The EAC Secretary General, Mr Liberat Mfumukeko, however, assured the DPs that there was a shared consensus among heads of state, with all of them drumming up support for the integration agenda.
Mr Mfumukeko said the same spirit the heads of state showed could also be witnessed within the EAC Council of Ministers and coordination committees comprising permanent secretaries, among other senior public servants.
He admitted, however, that there was a missing link within the public service where the will and commitment shown at political level faded away.
“Political mood sometimes change depending on temporary circumstances and messages of some partner states are construed to be refusal to integration pillars,” he said, stressing that all countries would like to have them.
Mr Mfumukeko reminded the forum that moving goods from Dar es Salaam to Bujumbura or Kigali was an uphill task a decade ago when import tariffs were far from being harmonised.
“Traders are better off now than they were 10 years ago, movement of goods from one country to another has been improved,” the former Burundi investment agency chief executive officer and envoy said.
“Challenges abound within EAC, but the business environment has been improving and some barriers to transport and customs clearance of goods have been removed,” he said.
A former Development Studies lecturer, Dr Gasper Mpehongwa, said the EAC leaders need to rethink on the sustainable mechanism of funding the regional integration agenda, if it would, at all, see the light of the tunnel.
“It’s time they substitute the erratic equal partner states’ contribution-funding model with other viable mechanism like surcharge on trade,” Dr Mpehongwa said.
Traders are better off now than they were 10 years ago, movement of goods from one country to another has been improved,” The East African Community Secretary General, Mr Liberat Mfumukeko.
In fact, the debate on the alternative financing mechanism for the EAC has been on the table at the secretariat since 2012.
The bloc has been negotiating for an equitable formula for determining how much each country contributes to its chest in an effort to meet its budget, 70 per cent of which is provided by donors.
The reflection has been around a member’s contribution should be based on GDP, imports from non-EAC countries, intra-EAC exports or tax revenues, but the most preferred model was imports from non-EAC-countries.

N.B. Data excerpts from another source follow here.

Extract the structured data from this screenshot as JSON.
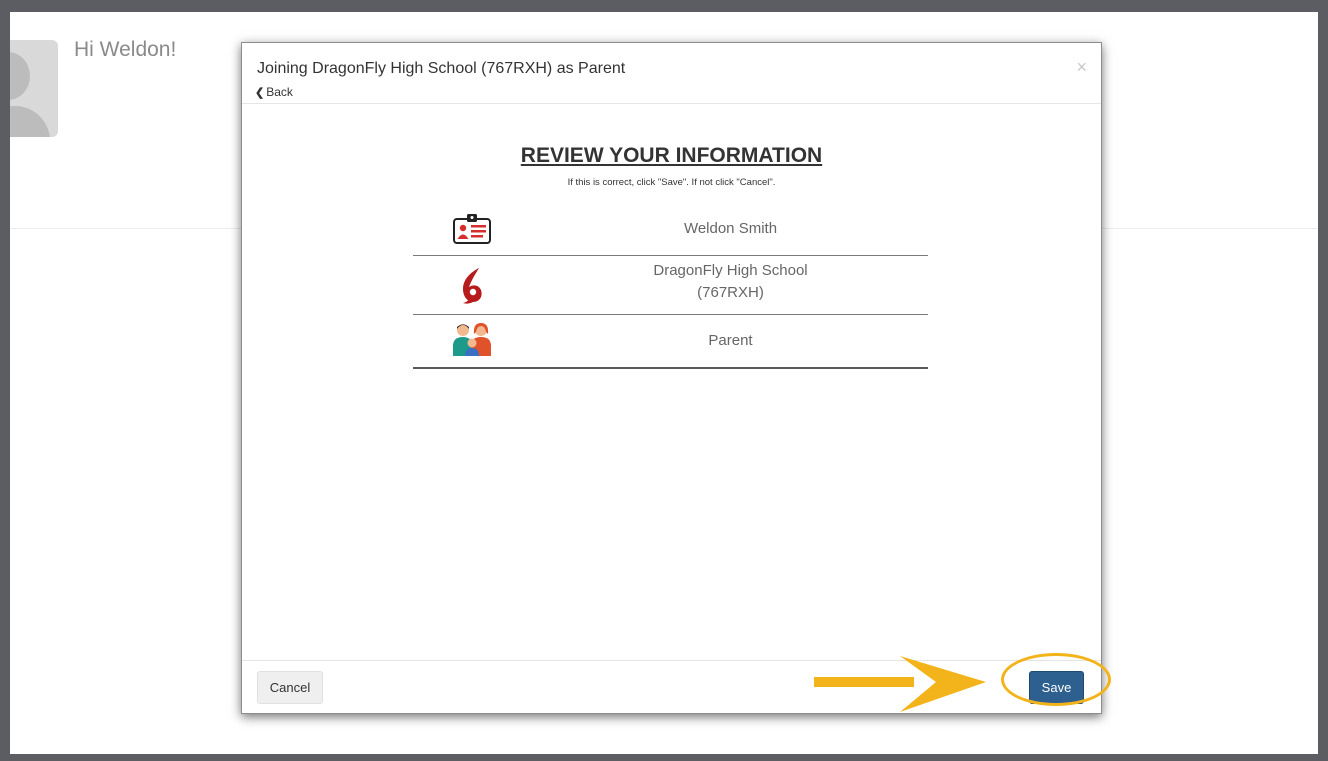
{
  "page": {
    "greeting": "Hi Weldon!"
  },
  "modal": {
    "title": "Joining DragonFly High School (767RXH) as Parent",
    "back_label": "Back",
    "close_label": "×",
    "heading": "REVIEW YOUR INFORMATION",
    "instructions": "If this is correct, click \"Save\". If not click \"Cancel\".",
    "rows": [
      {
        "icon": "id-card-icon",
        "label": "Weldon Smith"
      },
      {
        "icon": "school-logo-icon",
        "label_line1": "DragonFly High School",
        "label_line2": "(767RXH)"
      },
      {
        "icon": "family-icon",
        "label": "Parent"
      }
    ],
    "cancel_label": "Cancel",
    "save_label": "Save"
  },
  "colors": {
    "save_button": "#2d5f8f",
    "highlight": "#f3b41b",
    "school_logo": "#b71c1c"
  }
}
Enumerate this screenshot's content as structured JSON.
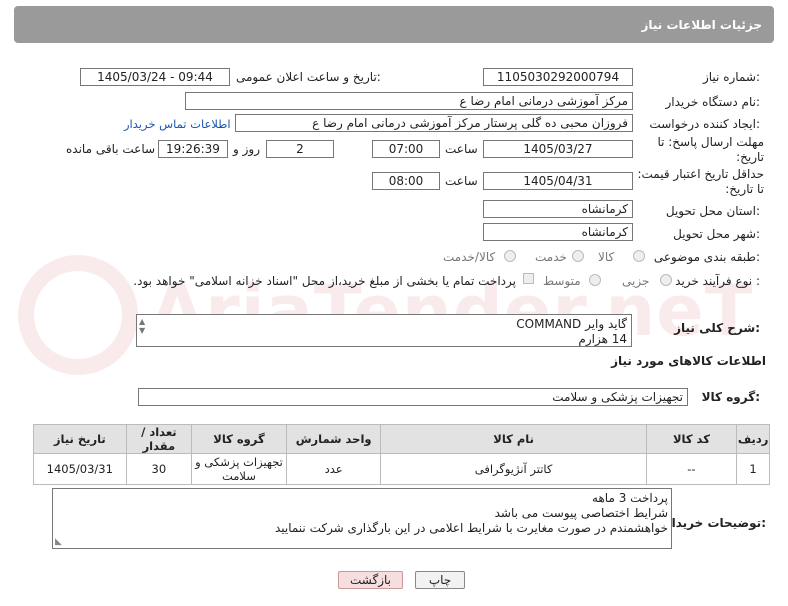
{
  "panel": {
    "title": "جزئیات اطلاعات نیاز"
  },
  "watermark": {
    "text": "AriaTender.neT"
  },
  "form": {
    "need_number_label": "شماره نیاز:",
    "need_number": "1105030292000794",
    "announce_label": "تاریخ و ساعت اعلان عمومی:",
    "announce_value": "1405/03/24 - 09:44",
    "buyer_org_label": "نام دستگاه خریدار:",
    "buyer_org": "مرکز آموزشی  درمانی امام رضا  ع",
    "creator_label": "ایجاد کننده درخواست:",
    "creator": "فروزان محبی ده گلی پرستار مرکز آموزشی  درمانی امام رضا  ع",
    "contact_link": "اطلاعات تماس خریدار",
    "deadline_label": "مهلت ارسال پاسخ: تا تاریخ:",
    "deadline_date": "1405/03/27",
    "time_label": "ساعت",
    "deadline_time": "07:00",
    "days_value": "2",
    "days_label": "روز و",
    "remaining_time": "19:26:39",
    "remaining_label": "ساعت باقی مانده",
    "min_price_label": "حداقل تاریخ اعتبار قیمت: تا تاریخ:",
    "price_date": "1405/04/31",
    "price_time": "08:00",
    "province_label": "استان محل تحویل:",
    "province": "کرمانشاه",
    "city_label": "شهر محل تحویل:",
    "city": "کرمانشاه",
    "category_label": "طبقه بندی موضوعی:",
    "category_options": [
      "کالا",
      "خدمت",
      "کالا/خدمت"
    ],
    "process_label": "نوع فرآیند خرید :",
    "process_options": [
      "جزیی",
      "متوسط"
    ],
    "payment_note": "پرداخت تمام یا بخشی از مبلغ خرید،از محل \"اسناد خزانه اسلامی\" خواهد بود.",
    "general_desc_label": "شرح کلی نیاز:",
    "general_desc_line1": "گاید وایر COMMAND",
    "general_desc_line2": "14 هزارم"
  },
  "goods": {
    "section_title": "اطلاعات کالاهای مورد نیاز",
    "group_label": "گروه کالا:",
    "group_value": "تجهیزات پزشکی و سلامت",
    "columns": [
      "ردیف",
      "کد کالا",
      "نام کالا",
      "واحد شمارش",
      "گروه کالا",
      "تعداد / مقدار",
      "تاریخ نیاز"
    ],
    "rows": [
      {
        "row": "1",
        "code": "--",
        "name": "کاتتر آنژیوگرافی",
        "unit": "عدد",
        "group": "تجهیزات پزشکی و سلامت",
        "qty": "30",
        "date": "1405/03/31"
      }
    ]
  },
  "buyer_notes": {
    "label": "توضیحات خریدار:",
    "line1": "پرداخت 3 ماهه",
    "line2": "شرایط اختصاصی پیوست می باشد",
    "line3": "خواهشمندم  در صورت مغایرت با شرایط اعلامی در این بارگذاری شرکت ننمایید"
  },
  "buttons": {
    "print": "چاپ",
    "back": "بازگشت"
  }
}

Kenya and Tanzania thwarted it.
A team of experts proposed the options and any of them would have replaced the erratic equal contribution system in place.
The EAC secretariat proposed a one per cent levy on imports value for each member state to finance its operations as a way to reduce overreliance on donors to bankroll the trading bloc’s budget.
This model implies that bigger importers such as Kenya and Tanzania would have to contribute more to the regional body.
Rwanda, Burundi and Uganda supported the model during discussions in May 2014, in Arusha, but Kenya and Tanzania were not in favour of the proposal.
Kenya and Tanzania snubbed the deal on grounds that they would both shoulder the lion’s share of the EAC budget.
Going by the 2011 imports data, for example, Kenya would have contributed to EAC $145.11 million, Tanzania $108.06 million, whereas Uganda would have contributed $49.10 million, Rwanda $8.15 million and Burundi $4.33 million.